The state enacted a charter school law in 1994, and the first charter school, known in state law as a “public school academy,” opened a year later. By 2012, the idea of governing a school through a contract, or charter, had expanded beyond individual schools to encompass entire districts. Highland Park, in metro Detroit, and Muskegon Heights, on the state’s west side, both came under state emergency management because of their fiscal woes. The emergency manager for Highland Park decided to convert the conventional district into a “public school academy system.” When the manager sought outside help to oversee the schools’ operations and instruction, only the Leona Group, a Michigan-based charter management company, stepped forward.
In 2018, the state relinquished its control over Highland Park, and the newly empowered district school board pushed Leona out in favor of another management company: Promise Schools. The new operator has the charge of bringing Highland Park’s sole public school to new levels of academic achievement and winning back thousands of students who have left for opportunities elsewhere. But many families with students at the school are unhappy with the Highland Park board, which first must prove it can calm a turbulent situation and regain their trust.

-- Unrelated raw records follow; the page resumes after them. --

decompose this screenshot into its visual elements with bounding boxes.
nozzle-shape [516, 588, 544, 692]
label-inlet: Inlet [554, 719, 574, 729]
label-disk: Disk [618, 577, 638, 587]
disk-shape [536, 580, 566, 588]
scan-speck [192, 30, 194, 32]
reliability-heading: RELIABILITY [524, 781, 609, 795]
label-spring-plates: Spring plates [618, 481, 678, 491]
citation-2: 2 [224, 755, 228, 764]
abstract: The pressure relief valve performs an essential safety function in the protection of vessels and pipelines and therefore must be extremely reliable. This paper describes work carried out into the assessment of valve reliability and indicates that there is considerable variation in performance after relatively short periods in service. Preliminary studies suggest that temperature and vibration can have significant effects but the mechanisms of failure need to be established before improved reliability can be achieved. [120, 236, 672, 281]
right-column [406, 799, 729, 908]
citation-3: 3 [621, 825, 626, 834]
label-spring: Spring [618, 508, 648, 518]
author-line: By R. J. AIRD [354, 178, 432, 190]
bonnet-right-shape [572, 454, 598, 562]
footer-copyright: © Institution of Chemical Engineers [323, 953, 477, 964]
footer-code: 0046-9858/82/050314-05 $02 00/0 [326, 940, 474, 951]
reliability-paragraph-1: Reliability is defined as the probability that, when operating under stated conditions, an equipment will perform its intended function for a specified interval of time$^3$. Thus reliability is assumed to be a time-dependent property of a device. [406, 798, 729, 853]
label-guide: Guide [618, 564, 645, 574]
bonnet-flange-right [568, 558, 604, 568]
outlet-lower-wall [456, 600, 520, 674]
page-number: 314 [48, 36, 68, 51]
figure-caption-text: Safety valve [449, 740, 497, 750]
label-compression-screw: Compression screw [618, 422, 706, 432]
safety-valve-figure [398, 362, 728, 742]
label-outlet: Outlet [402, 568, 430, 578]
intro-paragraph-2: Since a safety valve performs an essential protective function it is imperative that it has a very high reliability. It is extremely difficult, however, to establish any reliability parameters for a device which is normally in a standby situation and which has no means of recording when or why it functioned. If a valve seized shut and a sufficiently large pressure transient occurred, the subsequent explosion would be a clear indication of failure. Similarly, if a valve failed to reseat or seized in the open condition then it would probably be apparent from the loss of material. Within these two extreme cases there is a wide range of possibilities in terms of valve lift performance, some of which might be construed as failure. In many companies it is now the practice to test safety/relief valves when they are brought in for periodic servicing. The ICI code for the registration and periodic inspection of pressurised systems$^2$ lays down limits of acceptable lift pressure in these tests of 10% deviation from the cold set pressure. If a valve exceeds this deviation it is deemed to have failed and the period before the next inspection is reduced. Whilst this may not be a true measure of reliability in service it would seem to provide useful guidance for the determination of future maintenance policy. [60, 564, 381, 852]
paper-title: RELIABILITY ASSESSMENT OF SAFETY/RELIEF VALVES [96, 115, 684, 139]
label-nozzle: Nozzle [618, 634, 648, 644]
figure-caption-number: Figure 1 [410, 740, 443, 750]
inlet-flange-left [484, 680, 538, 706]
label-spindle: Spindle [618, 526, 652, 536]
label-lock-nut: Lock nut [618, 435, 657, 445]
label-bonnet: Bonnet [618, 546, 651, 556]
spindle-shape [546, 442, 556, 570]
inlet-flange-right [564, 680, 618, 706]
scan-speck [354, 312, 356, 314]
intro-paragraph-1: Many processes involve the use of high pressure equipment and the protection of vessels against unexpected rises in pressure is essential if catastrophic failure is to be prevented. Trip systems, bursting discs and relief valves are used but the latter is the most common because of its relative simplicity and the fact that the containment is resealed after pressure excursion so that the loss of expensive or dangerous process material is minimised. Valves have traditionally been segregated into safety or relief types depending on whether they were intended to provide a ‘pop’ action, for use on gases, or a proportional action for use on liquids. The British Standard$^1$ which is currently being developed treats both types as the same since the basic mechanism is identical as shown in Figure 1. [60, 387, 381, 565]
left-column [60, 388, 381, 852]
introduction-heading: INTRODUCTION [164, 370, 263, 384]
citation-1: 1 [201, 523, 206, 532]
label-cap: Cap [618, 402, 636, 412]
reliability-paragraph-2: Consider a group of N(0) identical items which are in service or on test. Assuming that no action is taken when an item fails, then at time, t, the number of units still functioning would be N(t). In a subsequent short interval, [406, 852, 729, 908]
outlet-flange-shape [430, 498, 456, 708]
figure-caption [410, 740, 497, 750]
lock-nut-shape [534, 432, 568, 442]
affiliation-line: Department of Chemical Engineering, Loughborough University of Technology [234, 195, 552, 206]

Educators and officials in Highland Park have struggled with the task of preparing the city’s poor and often transient student population for college and career. The new school operator has a hard task in front of it. The school is improving yet still fragile, and its new leaders will have to find a way to preserve and build on the cultural gains of the last few years. They will also have to help student achievement, which has started to make gains, improve more and improve faster — all while dealing with the disruption that brought them to Highland Park in the first place.